Вечером обычные шумы центральных улиц прерывают пронзительно воющие сирены пожарных машин. У Бранденбургских ворот полиция теснит толпу. Горит рейхстаг. Над куполом, над фронтоном с рельефной надписью «Немецкому народу» черные клубы дыма, подбитые рыжиной. У главного подъезда мерцают темным лаком длинные лимузины. Гитлер, Геринг, Геббельс в плащах, вокруг них черные и коричневые френчи, полицейские кивера. Репортеры щелкают аппаратами, Гитлер позирует, снял шляпу, многодумно супит брови, рука энергично простерта, как на памятнике полководцу. Геринг подбоченился, слушает жаркий быстрый шепот нетерпеливо прихрамывающего на месте Геббельса.
Ночью, когда еще дотлевают балки, свалившиеся на ряды обугленных кресел в зале заседаний рейхстага, по улицам уже мчатся, крякая хриплыми сиренами, крытые полицейские грузовики. Торопливо шагают кучки мундирных и штатских полицейских, топочут штурмовики с карабинами. У дома полицей-президиума на Александерплац, у нескольких зданий, занятых отрядами штурмовиков, выгружают с машин арестованных. Других ведут пешком, по одиночке и группами. Некоторых волокут полураздетых, избитых, в наручниках. Их выстраивают во дворах, в подвалах, заставляют поднимать руки вверх, сцеплять пальцы на затылке, пинают сапогами и прикладами...

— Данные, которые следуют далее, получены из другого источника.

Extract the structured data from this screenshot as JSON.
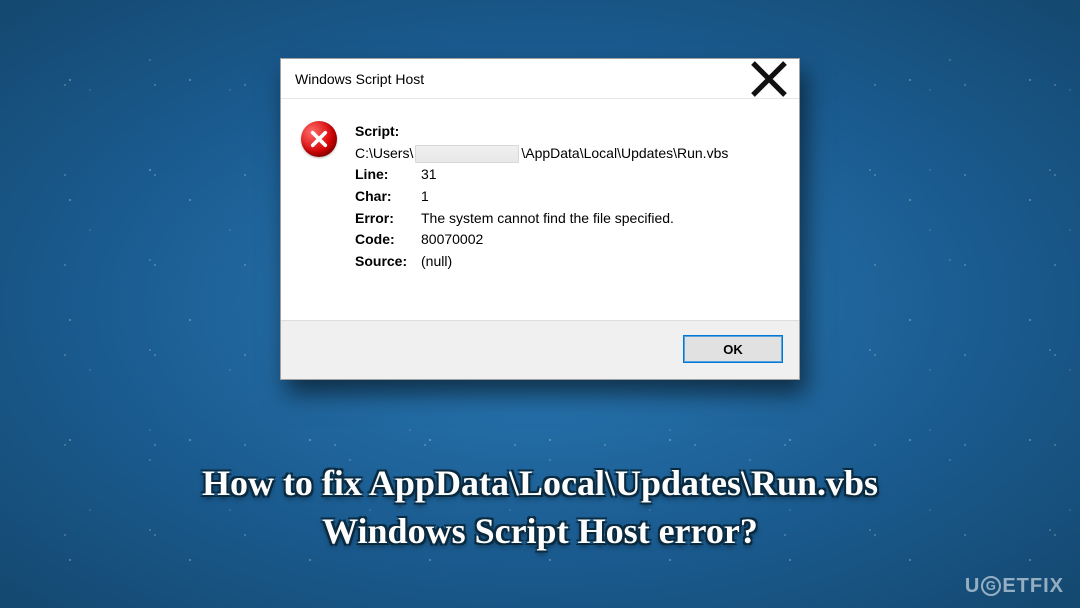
{
  "dialog": {
    "title": "Windows Script Host",
    "script_label": "Script:",
    "path_prefix": "C:\\Users\\",
    "path_suffix": "\\AppData\\Local\\Updates\\Run.vbs",
    "rows": {
      "line": {
        "label": "Line:",
        "value": "31"
      },
      "char": {
        "label": "Char:",
        "value": "1"
      },
      "error": {
        "label": "Error:",
        "value": "The system cannot find the file specified."
      },
      "code": {
        "label": "Code:",
        "value": "80070002"
      },
      "source": {
        "label": "Source:",
        "value": "(null)"
      }
    },
    "ok_label": "OK"
  },
  "banner": {
    "line1": "How to fix AppData\\Local\\Updates\\Run.vbs",
    "line2": "Windows Script Host error?"
  },
  "watermark": {
    "pre": "U",
    "mid": "G",
    "post": "ETFIX"
  }
}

Утром во вторник газеты сообщают: рейхстаг подожгли коммунисты, захвачен поджигатель — голландский коммунист Ван дер Люббе; арестован его соучастник председатель коммунистической фракции рейхстага Торглер. Кроме того, несколько сот врагов новой Германии взяты под стражу, чтобы уберечь их от справедливого народного гнева. Среди арестованных депутаты рейхстага, писатели и журналисты, Людвиг Ренн, Карл Оссиецки, Эгон Эрвин Киш. Некоторые, наиболее злонамеренные, оказывали сопротивление, пытались бежать, полиция вынуждена была применять оружие. Есть убитые.
Брехт выписывается из больницы. Елена Вайгель быстро собирается, и во вторник же 28 февраля 1933 года они уезжают с сыном в Прагу; дочь пока отправлена к деду в Аугсбург.
Они уезжают налегке, чтоб не возбуждать подозрений на границе. Элизабет Гауптман остается и спешно пакует рукописи, книги, чтоб переправить их потом за границу. В квартире Брехта поселились гости из Москвы — Лиля Брик и ее муж, советский дипломатический работник Примаков; полиция еще не решается трогать иностранцев.
* * *
...Стучат, стучат колеса. За окном в сумраке, прореженном торопливыми полосками света от вагонных окон, голые ветви деревьев, темные ершистые кусты, далекие огоньки.
Скоро эти деревья и кусты зазеленеют. А когда он вернется? В начале года он купил дом на окраине Берлина, старый, небольшой, но удобный, с тенистым садом. Первый собственный дом. Есть место для работы, для книг и для гостей — двери всегда открыты друзьям, знакомым и незнакомым.
Нет, видимо, это не для него — быть собственником-домовладельцем. Сама история вносит поправку.
Впрочем, о старом отцовском доме в Аугсбурге, о доме детства, где умирала мать, он будет вспоминать чаще и печальнее. И всего чаще об этих нагих деревьях. Скоро весна, а тоска от них осенняя, зимняя. Пустые поля распластаны в темноте, сквозь которую торопится поезд, начиненный беженцами, страхом, отчаянием. Торопится, подрагивает от скорости, от стука испуганных сердец.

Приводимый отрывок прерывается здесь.